The above results confirm that the emission angle, wavelength and distribution of the reflected beam observed in the simulation are in line with theoretical expectations. In the next section, we focus on AM and examine the time history of the average OAM per photon of the electromagnetic field.

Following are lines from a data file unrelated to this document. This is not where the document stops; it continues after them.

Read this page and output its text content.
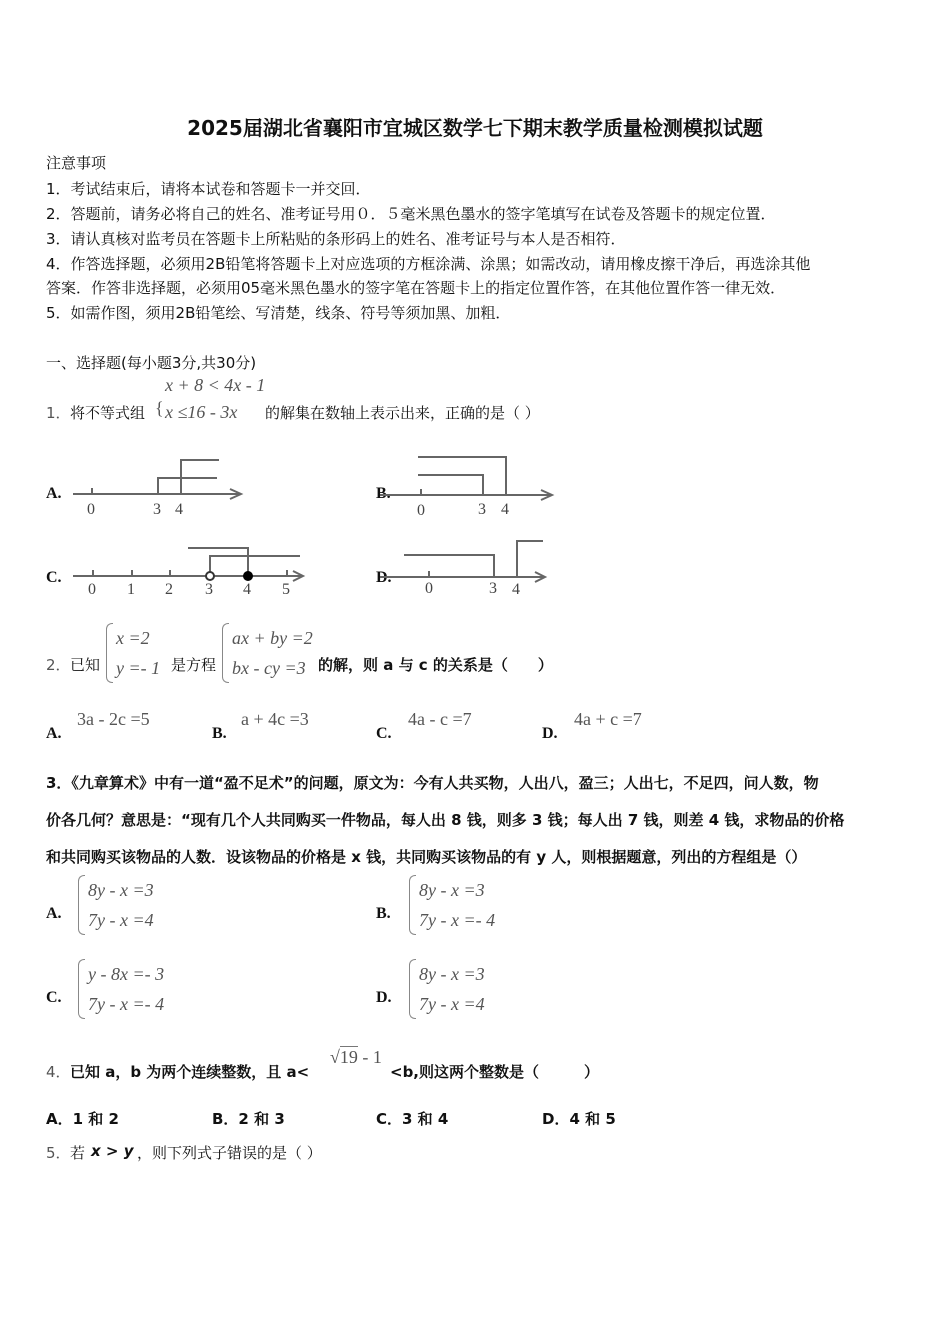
2025届湖北省襄阳市宜城区数学七下期末教学质量检测模拟试题
注意事项
1．考试结束后，请将本试卷和答题卡一并交回．
2．答题前，请务必将自己的姓名、准考证号用０．５毫米黑色墨水的签字笔填写在试卷及答题卡的规定位置．
3．请认真核对监考员在答题卡上所粘贴的条形码上的姓名、准考证号与本人是否相符．
4．作答选择题，必须用2B铅笔将答题卡上对应选项的方框涂满、涂黑；如需改动，请用橡皮擦干净后，再选涂其他
答案．作答非选择题，必须用05毫米黑色墨水的签字笔在答题卡上的指定位置作答，在其他位置作答一律无效．
5．如需作图，须用2B铅笔绘、写清楚，线条、符号等须加黑、加粗．
一、选择题(每小题3分,共30分)
1． 将不等式组 {
x + 8 < 4x - 1
x ≤16 - 3x 的解集在数轴上表示出来，正确的是（ ）
A.	B.
C.	D.
0	3 4	0	3 4
0 1 2 3 4 5	0	3 4
2． 已知
x =2
y =- 1 是方程
ax + by =2
bx - cy =3 的解，则 a 与 c 的关系是（　　）
A.
3a - 2c =5
B.
a + 4c =3
C.
4a - c =7
D.
4a + c =7
3．《九章算术》中有一道“盈不足术”的问题，原文为：今有人共买物，人出八，盈三；人出七，不足四，问人数，物
价各几何？意思是：“现有几个人共同购买一件物品，每人出 8 钱，则多 3 钱；每人出 7 钱，则差 4 钱，求物品的价格
和共同购买该物品的人数．设该物品的价格是 x 钱，共同购买该物品的有 y 人，则根据题意，列出的方程组是（）
A.
8y - x =3
7y - x =4	B.
8y - x =3
7y - x =- 4
C.
y - 8x =- 3
7y - x =- 4	D.
8y - x =3
7y - x =4
4． 已知 a，b 为两个连续整数，且 a<
√19 - 1
<b,则这两个整数是（　　　）
A．1 和 2	B．2 和 3	C．3 和 4	D．4 和 5
5． 若 x > y ，则下列式子错误的是（ ）
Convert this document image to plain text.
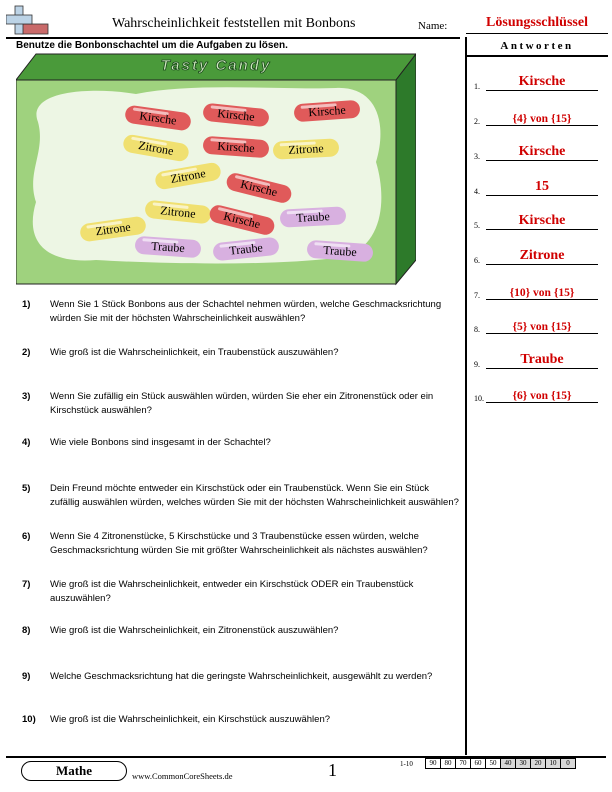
Wahrscheinlichkeit feststellen mit Bonbons	Name:	Lösungsschlüssel
Benutze die Bonbonschachtel um die Aufgaben zu lösen.
Tasty Candy
Kirsche	Kirsche	Kirsche
Zitrone	Kirsche	Zitrone
Zitrone
Kirsche
Zitrone Kirsche	Traube
Zitrone
Traube	Traube	Traube
1)	Wenn Sie 1 Stück Bonbons aus der Schachtel nehmen würden, welche Geschmacksrichtung würden Sie mit der höchsten Wahrscheinlichkeit auswählen?
2)	Wie groß ist die Wahrscheinlichkeit, ein Traubenstück auszuwählen?
3)	Wenn Sie zufällig ein Stück auswählen würden, würden Sie eher ein Zitronenstück oder ein Kirschstück auswählen?
4)	Wie viele Bonbons sind insgesamt in der Schachtel?
5)	Dein Freund möchte entweder ein Kirschstück oder ein Traubenstück. Wenn Sie ein Stück zufällig auswählen würden, welches würden Sie mit der höchsten Wahrscheinlichkeit auswählen?
6)	Wenn Sie 4 Zitronenstücke, 5 Kirschstücke und 3 Traubenstücke essen würden, welche Geschmacksrichtung würden Sie mit größter Wahrscheinlichkeit als nächstes auswählen?
7)	Wie groß ist die Wahrscheinlichkeit, entweder ein Kirschstück ODER ein Traubenstück auszuwählen?
8)	Wie groß ist die Wahrscheinlichkeit, ein Zitronenstück auszuwählen?
9)	Welche Geschmacksrichtung hat die geringste Wahrscheinlichkeit, ausgewählt zu werden?
10)	Wie groß ist die Wahrscheinlichkeit, ein Kirschstück auszuwählen?
Antworten
1.	Kirsche
2.	{4} von {15}
3.	Kirsche
4.	15
5.	Kirsche
6.	Zitrone
7.	{10} von {15}
8.	{5} von {15}
9.	Traube
10.	{6} von {15}
Mathe	www.CommonCoreSheets.de	1	1-10	90	80	70	60	50	40	30	20	10	0
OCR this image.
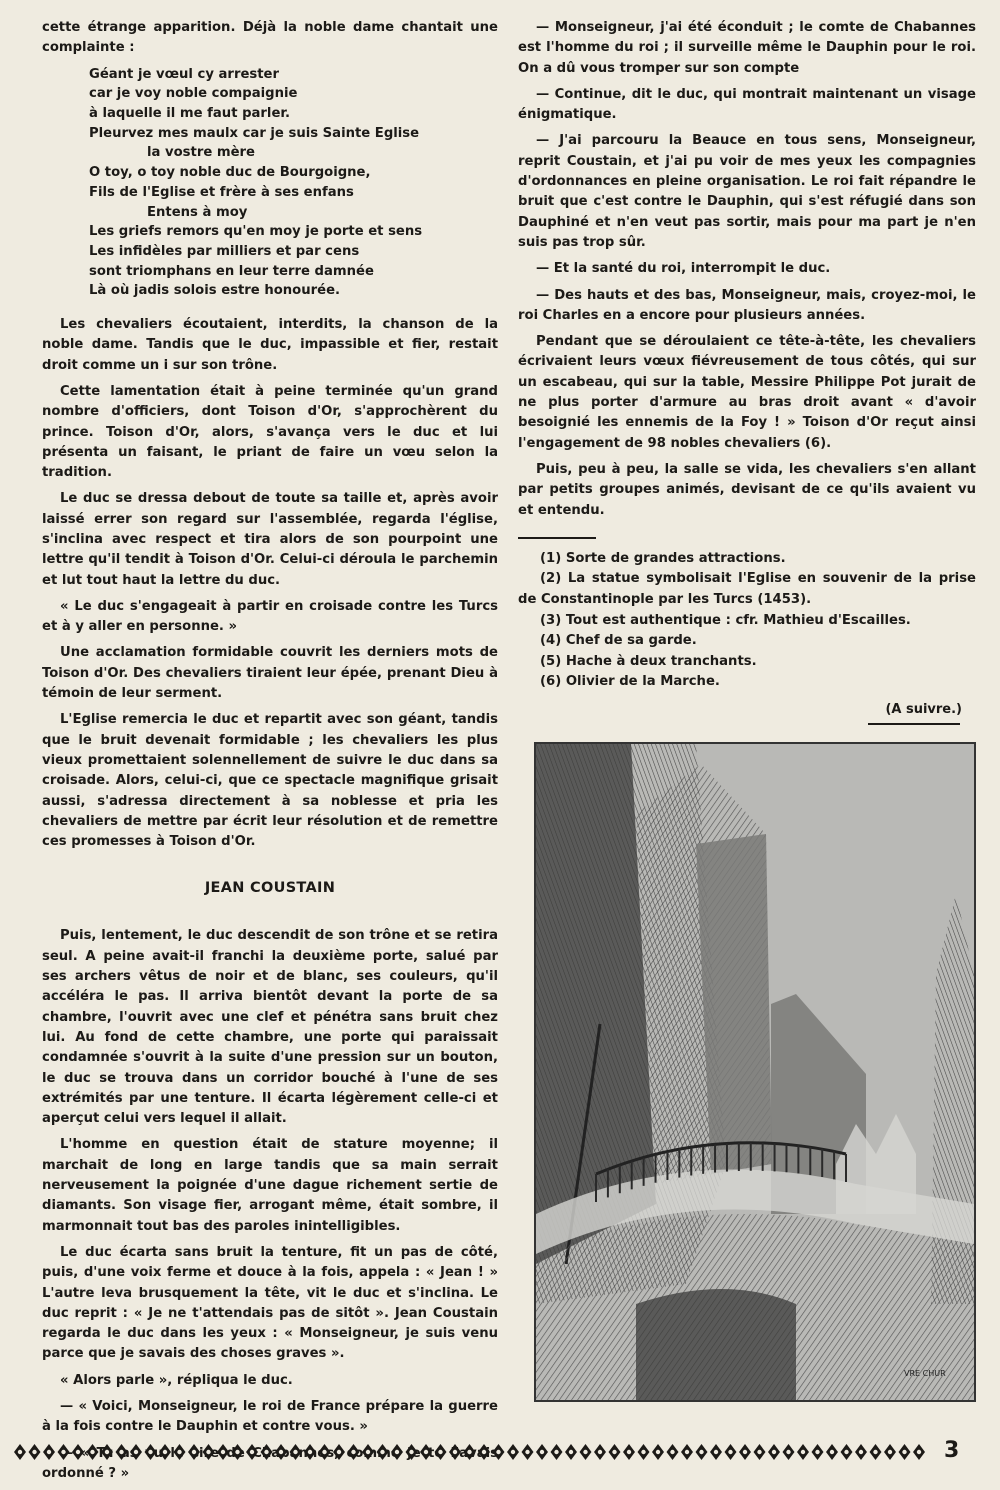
cette étrange apparition. Déjà la noble dame chantait une complainte :

Géant je vœul cy arrester
car je voy noble compaignie
à laquelle il me faut parler.
Pleurvez mes maulx car je suis Sainte Eglise
la vostre mère
O toy, o toy noble duc de Bourgoigne,
Fils de l'Eglise et frère à ses enfans
Entens à moy
Les griefs remors qu'en moy je porte et sens
Les infidèles par milliers et par cens
sont triomphans en leur terre damnée
Là où jadis solois estre honourée.

Les chevaliers écoutaient, interdits, la chanson de la noble dame. Tandis que le duc, impassible et fier, restait droit comme un i sur son trône.

Cette lamentation était à peine terminée qu'un grand nombre d'officiers, dont Toison d'Or, s'approchèrent du prince. Toison d'Or, alors, s'avança vers le duc et lui présenta un faisant, le priant de faire un vœu selon la tradition.

Le duc se dressa debout de toute sa taille et, après avoir laissé errer son regard sur l'assemblée, regarda l'église, s'inclina avec respect et tira alors de son pourpoint une lettre qu'il tendit à Toison d'Or. Celui-ci déroula le parchemin et lut tout haut la lettre du duc.

« Le duc s'engageait à partir en croisade contre les Turcs et à y aller en personne. »

Une acclamation formidable couvrit les derniers mots de Toison d'Or. Des chevaliers tiraient leur épée, prenant Dieu à témoin de leur serment.

L'Eglise remercia le duc et repartit avec son géant, tandis que le bruit devenait formidable ; les chevaliers les plus vieux promettaient solennellement de suivre le duc dans sa croisade. Alors, celui-ci, que ce spectacle magnifique grisait aussi, s'adressa directement à sa noblesse et pria les chevaliers de mettre par écrit leur résolution et de remettre ces promesses à Toison d'Or.

JEAN COUSTAIN

Puis, lentement, le duc descendit de son trône et se retira seul. A peine avait-il franchi la deuxième porte, salué par ses archers vêtus de noir et de blanc, ses couleurs, qu'il accéléra le pas. Il arriva bientôt devant la porte de sa chambre, l'ouvrit avec une clef et pénétra sans bruit chez lui. Au fond de cette chambre, une porte qui paraissait condamnée s'ouvrit à la suite d'une pression sur un bouton, le duc se trouva dans un corridor bouché à l'une de ses extrémités par une tenture. Il écarta légèrement celle-ci et aperçut celui vers lequel il allait.

L'homme en question était de stature moyenne; il marchait de long en large tandis que sa main serrait nerveusement la poignée d'une dague richement sertie de diamants. Son visage fier, arrogant même, était sombre, il marmonnait tout bas des paroles inintelligibles.

Le duc écarta sans bruit la tenture, fit un pas de côté, puis, d'une voix ferme et douce à la fois, appela : « Jean ! » L'autre leva brusquement la tête, vit le duc et s'inclina. Le duc reprit : « Je ne t'attendais pas de sitôt ». Jean Coustain regarda le duc dans les yeux : « Monseigneur, je suis venu parce que je savais des choses graves ».

« Alors parle », répliqua le duc.

— « Voici, Monseigneur, le roi de France prépare la guerre à la fois contre le Dauphin et contre vous. »

« as ordonné ? »

— Monseigneur, j'ai été éconduit ; le comte de Chabannes est l'homme du roi ; il surveille même le Dauphin pour le roi. On a dû vous tromper sur son compte

— Continue, dit le duc, qui montrait maintenant un visage énigmatique.

— J'ai parcouru la Beauce en tous sens, Monseigneur, reprit Coustain, et j'ai pu voir de mes yeux les compagnies d'ordonnances en pleine organisation. Le roi fait répandre le bruit que c'est contre le Dauphin, qui s'est réfugié dans son Dauphiné et n'en veut pas sortir, mais pour ma part je n'en suis pas trop sûr.

— Et la santé du roi, interrompit le duc.

— Des hauts et des bas, Monseigneur, mais, croyez-moi, le roi Charles en a encore pour plusieurs années.

Pendant que se déroulaient ce tête-à-tête, les chevaliers écrivaient leurs vœux fiévreusement de tous côtés, qui sur un escabeau, qui sur la table, Messire Philippe Pot jurait de ne plus porter d'armure au bras droit avant « d'avoir besoignié les ennemis de la Foy ! » Toison d'Or reçut ainsi l'engagement de 98 nobles chevaliers (6).

Puis, peu à peu, la salle se vida, les chevaliers s'en allant par petits groupes animés, devisant de ce qu'ils avaient vu et entendu.

(1) Sorte de grandes attractions.

(2) La statue symbolisait l'Eglise en souvenir de la prise de Constantinople par les Turcs (1453).

(3) Tout est authentique : cfr. Mathieu d'Escailles.

(4) Chef de sa garde.

(5) Hache à deux tranchants.

(6) Olivier de la Marche.

(A suivre.)
VRE CHUR
3
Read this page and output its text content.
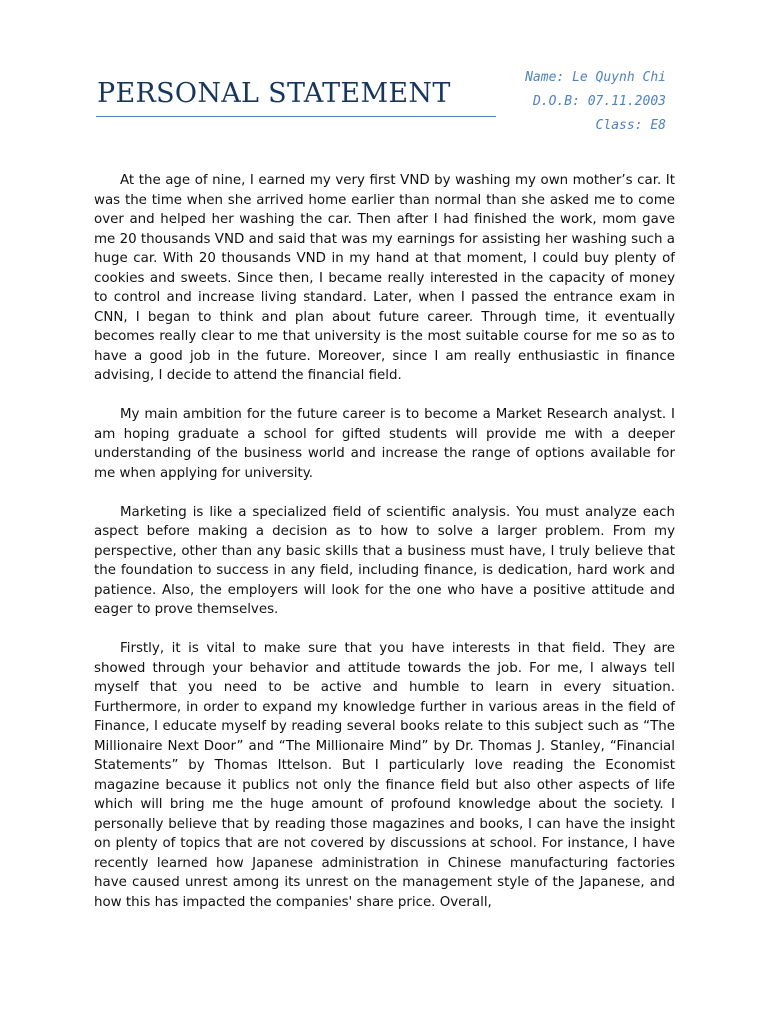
PERSONAL STATEMENT
Name: Le Quynh Chi
D.O.B: 07.11.2003
Class: E8

At the age of nine, I earned my very first VND by washing my own mother’s car. It was the time when she arrived home earlier than normal than she asked me to come over and helped her washing the car. Then after I had finished the work, mom gave me 20 thousands VND and said that was my earnings for assisting her washing such a huge car. With 20 thousands VND in my hand at that moment, I could buy plenty of cookies and sweets. Since then, I became really interested in the capacity of money to control and increase living standard. Later, when I passed the entrance exam in CNN, I began to think and plan about future career. Through time, it eventually becomes really clear to me that university is the most suitable course for me so as to have a good job in the future. Moreover, since I am really enthusiastic in finance advising, I decide to attend the financial field.

My main ambition for the future career is to become a Market Research analyst. I am hoping graduate a school for gifted students will provide me with a deeper understanding of the business world and increase the range of options available for me when applying for university.

Marketing is like a specialized field of scientific analysis. You must analyze each aspect before making a decision as to how to solve a larger problem. From my perspective, other than any basic skills that a business must have, I truly believe that the foundation to success in any field, including finance, is dedication, hard work and patience. Also, the employers will look for the one who have a positive attitude and eager to prove themselves.

Firstly, it is vital to make sure that you have interests in that field. They are showed through your behavior and attitude towards the job. For me, I always tell myself that you need to be active and humble to learn in every situation. Furthermore, in order to expand my knowledge further in various areas in the field of Finance, I educate myself by reading several books relate to this subject such as “The Millionaire Next Door” and “The Millionaire Mind” by Dr. Thomas J. Stanley, “Financial Statements” by Thomas Ittelson. But I particularly love reading the Economist magazine because it publics not only the finance field but also other aspects of life which will bring me the huge amount of profound knowledge about the society. I personally believe that by reading those magazines and books, I can have the insight on plenty of topics that are not covered by discussions at school. For instance, I have recently learned how Japanese administration in Chinese manufacturing factories have caused unrest among its unrest on the management style of the Japanese, and how this has impacted the companies' share price. Overall,
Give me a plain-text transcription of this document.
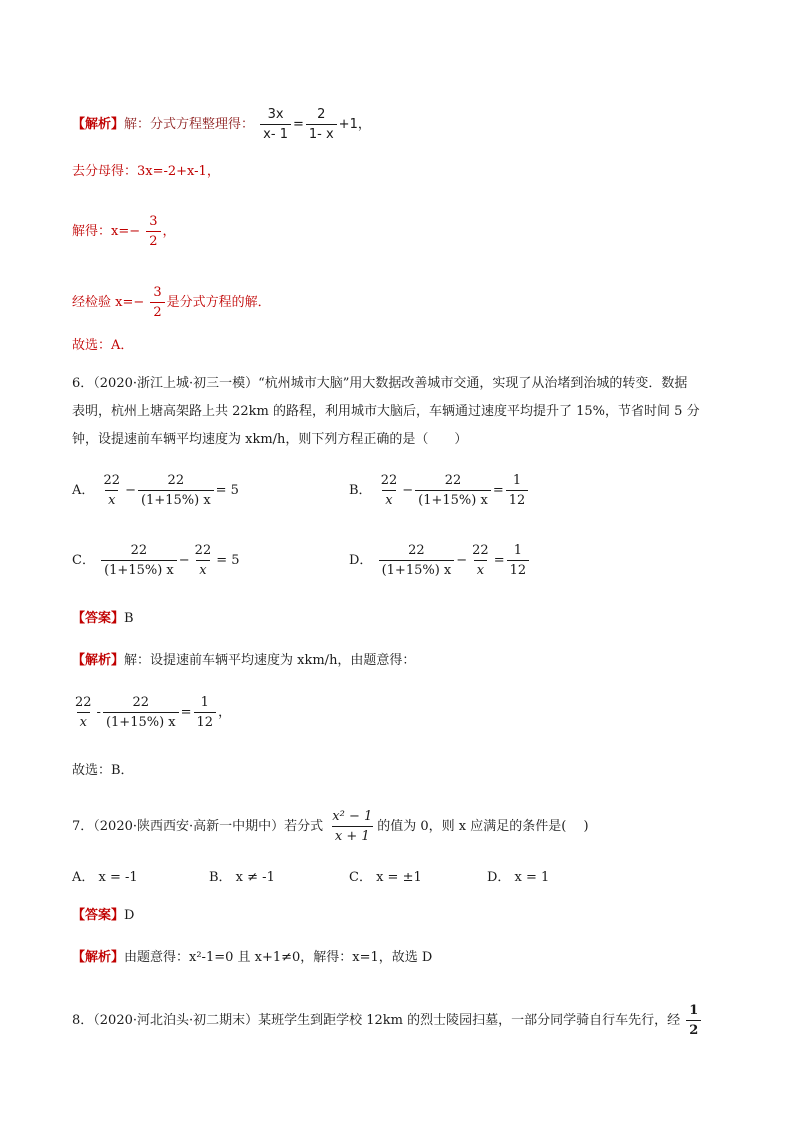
【解析】解：分式方程整理得： $\frac{3x}{x- 1} = \frac{2}{1- x} +1$，
去分母得：3x=-2+x-1，
解得：$x=- \frac{3}{2}$ ，
经检验 $x=- \frac{3}{2}$ 是分式方程的解．
故选：A．
6．（2020·浙江上城·初三一模）“杭州城市大脑”用大数据改善城市交通，实现了从治堵到治城的转变．数据
表明，杭州上塘高架路上共 22km 的路程，利用城市大脑后，车辆通过速度平均提升了 15%，节省时间 5 分
钟，设提速前车辆平均速度为 xkm/h，则下列方程正确的是（　　）
A． $\frac{22}{x} - \frac{22}{(1+15\%) x} = 5$	B． $\frac{22}{x} - \frac{22}{(1+15\%) x} = \frac{1}{12}$
C． $\frac{22}{(1+15\%) x} - \frac{22}{x} = 5$	D． $\frac{22}{(1+15\%) x} - \frac{22}{x} = \frac{1}{12}$
【答案】B
【解析】解：设提速前车辆平均速度为 xkm/h，由题意得：
$\frac{22}{x} - \frac{22}{(1+15\%) x} = \frac{1}{12}$ ，
故选：B．
7．（2020·陕西西安·高新一中期中）若分式 $\frac{\text{x² − 1}}{x + 1}$ 的值为 0，则 x 应满足的条件是(　 )
A． x = -1	B． x ≠ -1	C． x = ±1	D． x = 1
【答案】D
【解析】由题意得：x²-1=0 且 x+1≠0，解得：x=1，故选 D
8．（2020·河北泊头·初二期末）某班学生到距学校 12km 的烈士陵园扫墓，一部分同学骑自行车先行，经 $\frac{1}{2}$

The average AM carried by a photon was calculated based on field data from PIC simulations using (j={varepsilon }_{0}{int }_{V}rtimes (Etimes B)mathrm{dV}/mathrm{N})where ({varepsilon}_{0}) is the dielectric permittivity of vacuum; *r* is the position vector; *E* and *B* are respectively the electric and magnetic fields; V refers to the entire simulation region for integration; and (mathrm{N}) is the number of photons in the entire laser beam. To accurately calculate the AM, we selected the electromagnetic fields for three periods in the middle part of the laser beam as shown in Fig. 2a. To intuitively display the simulation results, the angles investigated in this study were all angles along the + *X*axis. FIG. 4 shows the temporal evolution of the OAM carried by a photon; ({j}_{x}) and ({j}_{y}) refer to the two components of OAM in the*X*and*there*directions, respectively. To (t=12 T), the selected part of the vortex beam was incident on the left boundary of the simulation box. Before the vortex beam interacts with the flying mirror, ({j}_{x}=0.857) and({j}_{y}=0.491) were constant (t=12 T) at (t=19.5 T). Therefore, the OAM direction of the incident beam was 0.520 rad, which was collinear with the LM ( ({theta }_{in}=pi /6) rad) of the incident beam. To (t=24 T)the selected laser was completely reflected (the same three periods as the incident beam); ({j}_{x}=0.983) and ({j}_{y}=0.147) has remained constant (t=24 T) at (t=30 T). Therefore, the direction of the OAM of the reflected beam was 0.148 rad, thus indicating a non-collinearity with the LM of the reflected beam (according to the aforementioned result of(2.968) radi). The angle between the LM and the OAM is({Theta }_{0.5c}=0.320 mathrm{rad}.) Essentially, in addition to the longitudinal MA in the propagation direction, the transverse MA in the perpendicular propagation direction was generated by the interaction between the vortex laser and the flying mirror. This non-collinear phenomenon results from the profile change of the laser electromagnetic field caused by the double Doppler shift.